The benchmark results from the Alibaba Cloud Server showed some eye-popping numbers. On the BERT language task, a four-node system with 32 Nvidia GPUs in total was able to run over 90,000 queries per second. That is 27% faster than the top winning submission in the Closed category of data center machines, a single machine from Inspur using 24 GPUs.
An Alibaba cloud computer consisting of four separate computers operating as one, top, was able to marshall 32 Nvidia GPUs to produce results twenty-seven percent faster than the top single system, a 24-chip machine from Inspur.
“The value of this work can be summed up as easy, efficient, and economical,” Zhang told ZDNet.
On the first score, ease of use, “we can abstract away the heterogeneity of the computing [hardware], make it more like a giant pool of resources” for clients, Zhang explained.
How to make multiple computers operate as one is an area of computer science that is showing renewed relevance with the rise of the very large neural networks. However, developing software systems to partition work across many computers is an arduous task beyond the reach of most industrial users of AI.
Nvidia has found ways to partition its GPUs to make them multi-tenant chips, noted Zhang, called a “MIG,” a multiple-instance GPU.
That is a start, he said, but Alibaba hopes to go beyond it. “MIG divides the GPU into seven small components, but we want to generalize this, to go beyond the physical limitations, to use resource allocation on actual demand,” explained Zhang.
“If you are running ResNet-50, maybe you are using only 10 TOPs of computation,” meaning, trillions of operations per second.
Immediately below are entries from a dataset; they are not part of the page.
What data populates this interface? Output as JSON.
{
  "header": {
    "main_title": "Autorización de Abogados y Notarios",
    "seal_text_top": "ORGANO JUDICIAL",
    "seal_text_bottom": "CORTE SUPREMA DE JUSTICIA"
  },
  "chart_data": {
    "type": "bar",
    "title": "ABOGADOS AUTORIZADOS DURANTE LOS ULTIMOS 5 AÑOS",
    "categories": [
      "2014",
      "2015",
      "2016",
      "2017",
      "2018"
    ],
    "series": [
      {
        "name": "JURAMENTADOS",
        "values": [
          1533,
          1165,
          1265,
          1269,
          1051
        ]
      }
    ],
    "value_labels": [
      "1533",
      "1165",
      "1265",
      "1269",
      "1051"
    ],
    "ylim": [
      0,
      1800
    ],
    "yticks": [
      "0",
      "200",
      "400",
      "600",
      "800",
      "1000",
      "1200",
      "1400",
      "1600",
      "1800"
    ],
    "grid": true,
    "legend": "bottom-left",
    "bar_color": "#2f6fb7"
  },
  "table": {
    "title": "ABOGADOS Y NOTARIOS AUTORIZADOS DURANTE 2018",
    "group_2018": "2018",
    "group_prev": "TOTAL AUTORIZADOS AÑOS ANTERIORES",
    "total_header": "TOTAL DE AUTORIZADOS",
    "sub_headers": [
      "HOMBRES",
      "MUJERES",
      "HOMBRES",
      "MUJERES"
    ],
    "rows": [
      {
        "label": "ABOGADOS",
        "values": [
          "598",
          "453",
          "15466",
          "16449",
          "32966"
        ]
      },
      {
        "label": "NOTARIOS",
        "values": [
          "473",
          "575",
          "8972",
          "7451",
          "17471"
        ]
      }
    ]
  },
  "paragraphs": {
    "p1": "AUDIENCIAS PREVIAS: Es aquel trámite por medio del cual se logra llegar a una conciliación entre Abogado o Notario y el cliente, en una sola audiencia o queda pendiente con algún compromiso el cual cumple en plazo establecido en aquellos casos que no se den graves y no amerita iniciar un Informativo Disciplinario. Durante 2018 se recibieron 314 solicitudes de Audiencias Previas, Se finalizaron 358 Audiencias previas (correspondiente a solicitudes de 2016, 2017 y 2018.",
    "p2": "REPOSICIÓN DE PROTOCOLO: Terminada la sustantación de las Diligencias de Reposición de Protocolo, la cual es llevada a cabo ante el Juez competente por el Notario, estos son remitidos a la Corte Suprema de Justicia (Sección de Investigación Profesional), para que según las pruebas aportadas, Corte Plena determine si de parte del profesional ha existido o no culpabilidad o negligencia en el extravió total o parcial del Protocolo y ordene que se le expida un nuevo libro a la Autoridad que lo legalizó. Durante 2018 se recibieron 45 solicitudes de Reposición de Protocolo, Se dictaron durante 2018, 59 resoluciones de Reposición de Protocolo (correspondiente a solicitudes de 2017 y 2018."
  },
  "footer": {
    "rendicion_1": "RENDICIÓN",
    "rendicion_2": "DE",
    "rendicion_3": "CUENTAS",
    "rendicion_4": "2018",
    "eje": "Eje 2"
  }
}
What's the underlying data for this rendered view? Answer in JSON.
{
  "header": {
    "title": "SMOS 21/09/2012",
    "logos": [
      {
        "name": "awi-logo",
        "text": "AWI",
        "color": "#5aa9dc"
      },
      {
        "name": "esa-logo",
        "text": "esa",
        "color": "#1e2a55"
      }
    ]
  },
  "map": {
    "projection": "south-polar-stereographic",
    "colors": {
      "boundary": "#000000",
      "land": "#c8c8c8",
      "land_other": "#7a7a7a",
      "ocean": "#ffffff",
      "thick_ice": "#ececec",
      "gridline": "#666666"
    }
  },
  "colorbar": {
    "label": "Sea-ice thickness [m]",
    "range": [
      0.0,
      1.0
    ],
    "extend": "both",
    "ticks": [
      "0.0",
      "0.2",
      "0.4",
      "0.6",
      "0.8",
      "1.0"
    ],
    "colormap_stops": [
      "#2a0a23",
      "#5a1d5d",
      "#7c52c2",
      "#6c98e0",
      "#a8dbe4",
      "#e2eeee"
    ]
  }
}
Even one of the MIGs is probably more than a user need. “We can make a more fine-grained allocation,” with Sinian, “so maybe a hundred users can use it [a single GPU] a time.”
On the second point, efficiency, most chips, noted Zhang, rarely are used as much as they could be. Because of a variety of factors, such as memory and disk access times and bandwidth constraints, GPUs sometimes get less than 50% utilization, which is a waste. Sometimes, that’s as low as 10%, noted Zhang.
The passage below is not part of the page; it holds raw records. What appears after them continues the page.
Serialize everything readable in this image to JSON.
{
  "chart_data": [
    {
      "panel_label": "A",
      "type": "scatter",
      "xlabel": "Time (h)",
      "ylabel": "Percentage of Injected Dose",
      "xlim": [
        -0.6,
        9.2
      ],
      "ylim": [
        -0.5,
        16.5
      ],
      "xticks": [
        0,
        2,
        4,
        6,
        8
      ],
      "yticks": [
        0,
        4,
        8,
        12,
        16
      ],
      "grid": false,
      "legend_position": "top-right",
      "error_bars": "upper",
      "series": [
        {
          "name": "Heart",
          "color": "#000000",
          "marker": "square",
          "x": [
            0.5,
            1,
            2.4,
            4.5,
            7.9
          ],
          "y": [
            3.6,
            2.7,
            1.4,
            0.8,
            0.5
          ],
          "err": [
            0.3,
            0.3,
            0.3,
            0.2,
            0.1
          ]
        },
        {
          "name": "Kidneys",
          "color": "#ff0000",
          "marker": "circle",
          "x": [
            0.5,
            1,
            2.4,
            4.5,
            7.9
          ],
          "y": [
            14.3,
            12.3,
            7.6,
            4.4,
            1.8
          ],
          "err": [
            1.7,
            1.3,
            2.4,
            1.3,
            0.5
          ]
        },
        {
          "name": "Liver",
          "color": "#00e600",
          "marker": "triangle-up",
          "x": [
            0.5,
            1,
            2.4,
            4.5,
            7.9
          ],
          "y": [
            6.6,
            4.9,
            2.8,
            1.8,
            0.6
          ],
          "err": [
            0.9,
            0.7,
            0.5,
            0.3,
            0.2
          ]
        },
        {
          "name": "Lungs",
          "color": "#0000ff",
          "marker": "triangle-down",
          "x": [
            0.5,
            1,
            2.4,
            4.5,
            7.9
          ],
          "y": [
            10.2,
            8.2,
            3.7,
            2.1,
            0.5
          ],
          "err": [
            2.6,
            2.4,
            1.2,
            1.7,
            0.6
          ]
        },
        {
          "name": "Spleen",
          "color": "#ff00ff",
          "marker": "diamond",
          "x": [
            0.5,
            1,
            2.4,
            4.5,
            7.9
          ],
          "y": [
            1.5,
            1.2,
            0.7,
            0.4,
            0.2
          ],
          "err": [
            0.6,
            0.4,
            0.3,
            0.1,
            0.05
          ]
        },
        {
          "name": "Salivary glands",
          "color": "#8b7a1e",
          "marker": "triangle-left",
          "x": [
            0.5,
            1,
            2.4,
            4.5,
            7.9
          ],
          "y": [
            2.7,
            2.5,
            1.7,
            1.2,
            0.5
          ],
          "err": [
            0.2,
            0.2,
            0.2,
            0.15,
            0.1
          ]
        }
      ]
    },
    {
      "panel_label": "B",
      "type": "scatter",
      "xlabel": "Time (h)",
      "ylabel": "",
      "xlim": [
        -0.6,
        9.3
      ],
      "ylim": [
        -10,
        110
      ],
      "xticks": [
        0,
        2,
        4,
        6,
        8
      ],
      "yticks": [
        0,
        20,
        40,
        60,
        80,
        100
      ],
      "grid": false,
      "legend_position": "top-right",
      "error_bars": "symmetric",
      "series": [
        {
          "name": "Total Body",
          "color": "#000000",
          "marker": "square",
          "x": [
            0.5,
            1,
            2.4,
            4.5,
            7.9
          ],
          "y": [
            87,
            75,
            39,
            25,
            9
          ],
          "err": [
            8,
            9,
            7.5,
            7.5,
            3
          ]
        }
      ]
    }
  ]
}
“If you used one machine with 8 PCIe slots” connecting chips to memory, said Zhang, “You would being use less than 50% of your resources because the network is the bottleneck.” By handling the networking problem first, “we are able to achieve much higher utilization in this submission.”
Perhaps just as important, as machines scale to more and more chips, power in a single box becomes a thorny issue. “Assume you can build 32 slots on your motherboard” for GPUs, explained Zhang, “you may get the same result, but with 32 PCIe slots on motherboard, your power supply will triple.”
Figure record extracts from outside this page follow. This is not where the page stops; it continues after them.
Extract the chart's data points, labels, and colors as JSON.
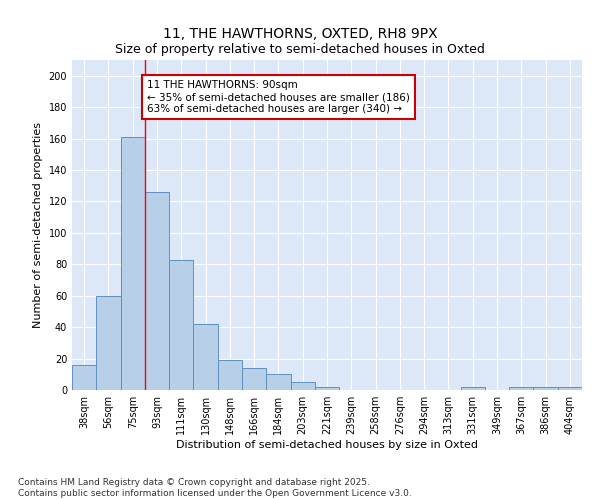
{
  "title": "11, THE HAWTHORNS, OXTED, RH8 9PX",
  "subtitle": "Size of property relative to semi-detached houses in Oxted",
  "xlabel": "Distribution of semi-detached houses by size in Oxted",
  "ylabel": "Number of semi-detached properties",
  "categories": [
    "38sqm",
    "56sqm",
    "75sqm",
    "93sqm",
    "111sqm",
    "130sqm",
    "148sqm",
    "166sqm",
    "184sqm",
    "203sqm",
    "221sqm",
    "239sqm",
    "258sqm",
    "276sqm",
    "294sqm",
    "313sqm",
    "331sqm",
    "349sqm",
    "367sqm",
    "386sqm",
    "404sqm"
  ],
  "values": [
    16,
    60,
    161,
    126,
    83,
    42,
    19,
    14,
    10,
    5,
    2,
    0,
    0,
    0,
    0,
    0,
    2,
    0,
    2,
    2,
    2
  ],
  "bar_color": "#b8cfe8",
  "bar_edge_color": "#6090c0",
  "red_line_x": 2.5,
  "annotation_text": "11 THE HAWTHORNS: 90sqm\n← 35% of semi-detached houses are smaller (186)\n63% of semi-detached houses are larger (340) →",
  "annotation_box_color": "#ffffff",
  "annotation_box_edge_color": "#cc0000",
  "ylim": [
    0,
    210
  ],
  "yticks": [
    0,
    20,
    40,
    60,
    80,
    100,
    120,
    140,
    160,
    180,
    200
  ],
  "background_color": "#dce8f8",
  "footer": "Contains HM Land Registry data © Crown copyright and database right 2025.\nContains public sector information licensed under the Open Government Licence v3.0.",
  "title_fontsize": 10,
  "subtitle_fontsize": 9,
  "xlabel_fontsize": 8,
  "ylabel_fontsize": 8,
  "tick_fontsize": 7,
  "annotation_fontsize": 7.5,
  "footer_fontsize": 6.5
}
That’s a big issue as far as trying to achieve green computing, he said.
The third issue, economics, pertains to how customers of Alibaba get to purchase instances. “This is important for us, because we have a lot of devices, not just GPUs, and we want to leverage all of them,” said Zhang. “Our customers say they want to use the latest [chips], but that may not be exactly what they need, so we want to make sure everything in the pool is available to the user, including A100 [GPUs] but also older technology.”
“As long as we solve their problem, give them more economical resources, this will probably save more money for our clients — that’s basically the main motivation for us to work on this.”
If you’d like to dig into more details on the Alibaba work, a good place to start is a deck of slides that Zhang used to June to give a talk at the International Symposium on Computer Architecture.
The Alibaba work is especially intriguing because for some time now, specialists in the area of computer networking have been talking about a second network that sits behind the local area network, a kind of dedicated AI network just for deep learning’s massive bandwidth demand.
In that sense, both Alibaba’s network submission, and Neural Magic’s sparsity, are dealing with the over-arching issue of memory access and bandwidth, which many in the field say are far greater obstacles to deep learning than the compute part itself.